L’histoire est connue : lorsque le Jeune Bob Dylan arrive pour la première fois à New-York, sa seule véritable ambition est de rencontrer Woody Guthrie, alors hospitalisé pour le reste de ses jours, quelques années encore, pour mourir de la chorée de Huntington. C’est une ambition qu’il a réalisée. Il se rendait au Memorial Hospital avec sa guitare en bandoulière, allait voir son héros, et chantait quelques chansons pour lui – pour l’essentiel des chansons de Guthrie lui même : il en connaissait par cœur des dizaines.

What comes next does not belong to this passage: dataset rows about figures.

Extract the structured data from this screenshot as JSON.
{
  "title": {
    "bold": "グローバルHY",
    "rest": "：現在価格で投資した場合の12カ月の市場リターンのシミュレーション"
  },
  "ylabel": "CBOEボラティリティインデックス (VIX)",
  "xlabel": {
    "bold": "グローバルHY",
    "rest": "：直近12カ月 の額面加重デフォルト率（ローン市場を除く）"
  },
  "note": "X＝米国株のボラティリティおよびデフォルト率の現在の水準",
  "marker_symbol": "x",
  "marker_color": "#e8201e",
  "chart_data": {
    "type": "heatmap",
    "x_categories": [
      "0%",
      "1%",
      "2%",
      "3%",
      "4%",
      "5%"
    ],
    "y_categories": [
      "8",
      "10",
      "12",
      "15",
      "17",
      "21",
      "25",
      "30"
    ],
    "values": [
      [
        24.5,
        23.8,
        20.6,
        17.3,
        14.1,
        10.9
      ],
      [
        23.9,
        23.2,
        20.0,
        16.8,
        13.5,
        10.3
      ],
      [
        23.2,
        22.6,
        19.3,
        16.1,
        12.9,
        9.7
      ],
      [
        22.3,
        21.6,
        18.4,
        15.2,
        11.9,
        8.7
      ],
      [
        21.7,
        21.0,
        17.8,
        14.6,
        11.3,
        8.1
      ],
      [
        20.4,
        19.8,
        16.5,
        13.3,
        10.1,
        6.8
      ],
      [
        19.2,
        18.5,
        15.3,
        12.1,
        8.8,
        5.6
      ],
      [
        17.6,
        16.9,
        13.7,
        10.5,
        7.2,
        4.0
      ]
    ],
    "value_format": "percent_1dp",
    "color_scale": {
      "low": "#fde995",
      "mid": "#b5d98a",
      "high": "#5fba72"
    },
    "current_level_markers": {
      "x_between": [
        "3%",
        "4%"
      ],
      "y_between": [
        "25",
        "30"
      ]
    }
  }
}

C’est sans doute à cette époque qu’il a composé cette Song To Woody, enregistrée sur son premier album. Cette chanson est écrite sur la musique d’une chanson de Gutrhie (que l’on trouve sur ce site dans l’interprétation de Ramblin’ Jack Elliott), 1913 Massacre. Elle a elle-même des côté assez « guthiesques », en particulier dans les formules bien senties des deux premiers couplets évoquant par exemple le monde qui a l’air de mourir alors qu’il est tout juste né), et fait explicitement référence à certains vers de Woody, en évoquant « ceux qui arrivent avec la poussière et qui repartent avec le vent », formule reprise de la chanson Pastures Of Plenty (chanson dont on trouve plusieurs interprétations sur ce site, dont celle de Dylan, enregistrée à cette époque). Un hommage est par ailleurs rendu à certains des compagnons de Woody, Cisco Houston, Sonny Terry et Leadbelly.

Au final, une nostalgie de n’avoir pas vécu la vie de trimardeur qu’avait, dans sa jeunesse, chanté Woody Guthrie.


SONG TO WOODY

I’m out here a thousand miles from my home
Walking a road other men have gone down
I’m seeing a new world of people and things
Hear paupers and peasants and princes and kings.

Hey hey Woody Guthrie I wrote you a song
About a funny old world that’s coming along
Seems sick and it’s hungry, it’s tired and it’s torn
It looks like it’s a-dying and it’s hardly been born.

Hey hey Woody Guthrie but I know that you know
All the things that I’m saying and a many times more
I’m a-singing you the song but I can’t you sing enough
‘Cause there’s not many men that’ve done the things that you’ve done.

Here’s to Cisco and Sonny and Leadbelly too
And to all the good people that travelled with you
Here’s to the hearts and the hands of the men
That come with the dust and are gone with the wind.

I’m a-leaving tomorrow but I could leave today
Somewhere down the road someday
The very last thing that I’d want to do
Is to say I’ve been hitting some hard travelling too.